One important open question pertains to the degree to which statistical learning processes are tailored to specific domains. Some evidence suggests dissimilarities in learning across domains, even in infancy (e.g., Emberson et al., 2019). Other studies suggest similarities in the kinds of statistical patterns infants prioritize across domains (e.g., Santolin & Saffran, 2019). Research focused on the neural substrates of statistical learning suggests that both domain-general brain areas (like the hippocampus) and modality-specific brain areas (such as the auditory or visual cortices) are implicated.
Another open question pertains to age and whether there are developmental differences in the use of statistical regularities. Some studies suggest remarkable similarities between infants and adults (Choi et al., 2020), whereas others suggest developmental changes (for review, see Forest et al., 2023). It seems likely that the particular structures to be learned interact with age and experience, such that there are developmental differences for some statistical regularities but not others (e.g., Newport, 2020).
A third open question is whether statistical learning accounts can explain the acquisition of complex aspects of human language. Some studies suggest that insufficient information exists in the input to support learning without innate knowledge (e.g., Han, Musolino, & Lidz, 2016). However, contemporary large language models generate text that adheres to syntactic structure without access to innate knowledge. These AI successes support the view that natural language input contains exceptionally rich statistical cues. The degree to which these statistical regularities are available to human learners remains an open question (for a recent infant-scaled large language model of a statistical language learning problem, see Vong et al., 2024) [see Large Language Models].

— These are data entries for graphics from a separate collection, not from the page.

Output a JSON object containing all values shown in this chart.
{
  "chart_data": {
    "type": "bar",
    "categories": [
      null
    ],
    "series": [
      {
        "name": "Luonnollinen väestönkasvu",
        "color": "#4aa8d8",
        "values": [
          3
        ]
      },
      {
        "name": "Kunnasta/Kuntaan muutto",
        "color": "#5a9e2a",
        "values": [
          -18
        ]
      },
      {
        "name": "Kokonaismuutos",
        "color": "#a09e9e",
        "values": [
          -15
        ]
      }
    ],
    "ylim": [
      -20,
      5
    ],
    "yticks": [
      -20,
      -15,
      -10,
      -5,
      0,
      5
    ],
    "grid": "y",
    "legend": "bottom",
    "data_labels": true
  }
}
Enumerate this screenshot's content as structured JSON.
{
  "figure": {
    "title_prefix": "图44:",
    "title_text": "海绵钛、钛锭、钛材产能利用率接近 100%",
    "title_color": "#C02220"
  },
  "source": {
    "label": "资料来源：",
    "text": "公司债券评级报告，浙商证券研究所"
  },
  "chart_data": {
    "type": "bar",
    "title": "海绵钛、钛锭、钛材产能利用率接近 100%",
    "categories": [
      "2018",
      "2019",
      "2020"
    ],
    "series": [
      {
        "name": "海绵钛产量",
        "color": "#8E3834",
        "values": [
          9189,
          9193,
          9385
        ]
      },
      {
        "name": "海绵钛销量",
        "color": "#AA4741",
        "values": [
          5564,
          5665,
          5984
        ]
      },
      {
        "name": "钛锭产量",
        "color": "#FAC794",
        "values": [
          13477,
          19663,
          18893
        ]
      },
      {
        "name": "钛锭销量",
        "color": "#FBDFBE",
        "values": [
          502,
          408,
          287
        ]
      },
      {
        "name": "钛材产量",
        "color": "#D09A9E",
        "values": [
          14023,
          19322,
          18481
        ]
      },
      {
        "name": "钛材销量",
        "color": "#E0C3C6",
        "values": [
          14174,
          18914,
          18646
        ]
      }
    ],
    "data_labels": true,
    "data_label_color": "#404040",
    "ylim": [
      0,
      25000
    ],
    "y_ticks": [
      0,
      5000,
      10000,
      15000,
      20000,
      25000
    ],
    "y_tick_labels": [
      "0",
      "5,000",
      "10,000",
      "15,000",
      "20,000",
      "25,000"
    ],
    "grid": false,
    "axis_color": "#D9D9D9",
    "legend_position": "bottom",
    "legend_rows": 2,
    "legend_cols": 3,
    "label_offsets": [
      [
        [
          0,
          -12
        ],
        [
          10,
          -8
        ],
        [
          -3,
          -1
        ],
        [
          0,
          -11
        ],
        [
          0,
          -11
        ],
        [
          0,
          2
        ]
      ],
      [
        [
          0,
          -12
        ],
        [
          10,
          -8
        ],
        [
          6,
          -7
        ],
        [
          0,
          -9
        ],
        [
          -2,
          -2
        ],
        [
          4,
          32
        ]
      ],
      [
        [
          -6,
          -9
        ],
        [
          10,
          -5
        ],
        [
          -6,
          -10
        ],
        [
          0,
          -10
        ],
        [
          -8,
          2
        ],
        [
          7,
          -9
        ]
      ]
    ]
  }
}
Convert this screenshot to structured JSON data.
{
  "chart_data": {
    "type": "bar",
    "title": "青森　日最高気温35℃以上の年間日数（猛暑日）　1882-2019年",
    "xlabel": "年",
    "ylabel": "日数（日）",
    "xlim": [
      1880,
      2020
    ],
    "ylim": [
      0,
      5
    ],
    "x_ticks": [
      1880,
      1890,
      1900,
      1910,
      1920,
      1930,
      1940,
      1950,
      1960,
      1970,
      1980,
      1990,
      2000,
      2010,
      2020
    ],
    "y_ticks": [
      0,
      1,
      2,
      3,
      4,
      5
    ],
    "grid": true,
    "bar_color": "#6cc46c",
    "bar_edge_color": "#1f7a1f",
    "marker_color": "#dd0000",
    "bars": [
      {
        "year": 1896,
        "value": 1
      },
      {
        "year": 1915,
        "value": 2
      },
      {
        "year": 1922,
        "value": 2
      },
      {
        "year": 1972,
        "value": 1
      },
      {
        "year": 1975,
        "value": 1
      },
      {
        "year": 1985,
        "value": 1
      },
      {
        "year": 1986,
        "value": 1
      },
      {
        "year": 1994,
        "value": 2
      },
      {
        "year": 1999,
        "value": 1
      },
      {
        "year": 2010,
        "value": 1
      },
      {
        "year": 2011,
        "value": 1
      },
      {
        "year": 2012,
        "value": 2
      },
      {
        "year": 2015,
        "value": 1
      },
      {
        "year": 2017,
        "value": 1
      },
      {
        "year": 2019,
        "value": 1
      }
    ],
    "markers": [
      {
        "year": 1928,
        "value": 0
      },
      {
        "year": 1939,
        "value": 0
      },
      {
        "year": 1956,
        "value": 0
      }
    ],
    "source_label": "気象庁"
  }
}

In addition to these links between developmental psychology, cognitive neuroscience, computational models, and linguistics, statistical learning research connects with several additional fields. One of these is communication disorders. Challenges in statistical learning have been observed in individuals with a range of developmental disabilities, particularly those that involve language, such as developmental language disorder (e.g., Lammertink et al., 2017) and dyslexia (e.g., Lee, Cui, & Tong, 2022). These issues dovetail with broader questions about individual differences in statistical learning and how they may relate to language skills in the population more generally (e.g., Bogaerts, Siegelman, & Frost, 2021).
Another field with intriguing connections to statistical learning is comparative psychology. Statistical learning research with nonhuman animals has demonstrated both similarities and dissimilarities with human learners (for review, see Santolin & Saffran, 2018; Wilson et al., 2020). Better understanding of these confluences and divergences may help us to gain traction on key questions concerning human evolution.
Aslin, R. N. (2017). Statistical learning: a powerful mechanism that operates by mere exposure. Wiley Interdisciplinary Reviews: Cognitive Science, 8(1–2), e1373.
Erickson, L. C., & Thiessen, E. D. (2015). Statistical learning of language: Theory, validity, and predictions of a statistical learning account of language acquisition. Developmental Review, 37, 66–108.
Frost, R., Armstrong, B. C., & Christiansen, M. H. (2019). Statistical learning research: A critical review and possible new directions. Psychological Bulletin, 145(12), 1128.
Saffran, J. R. (2020). Statistical language learning in infancy. Child Development Perspectives, 14(1), 49–54.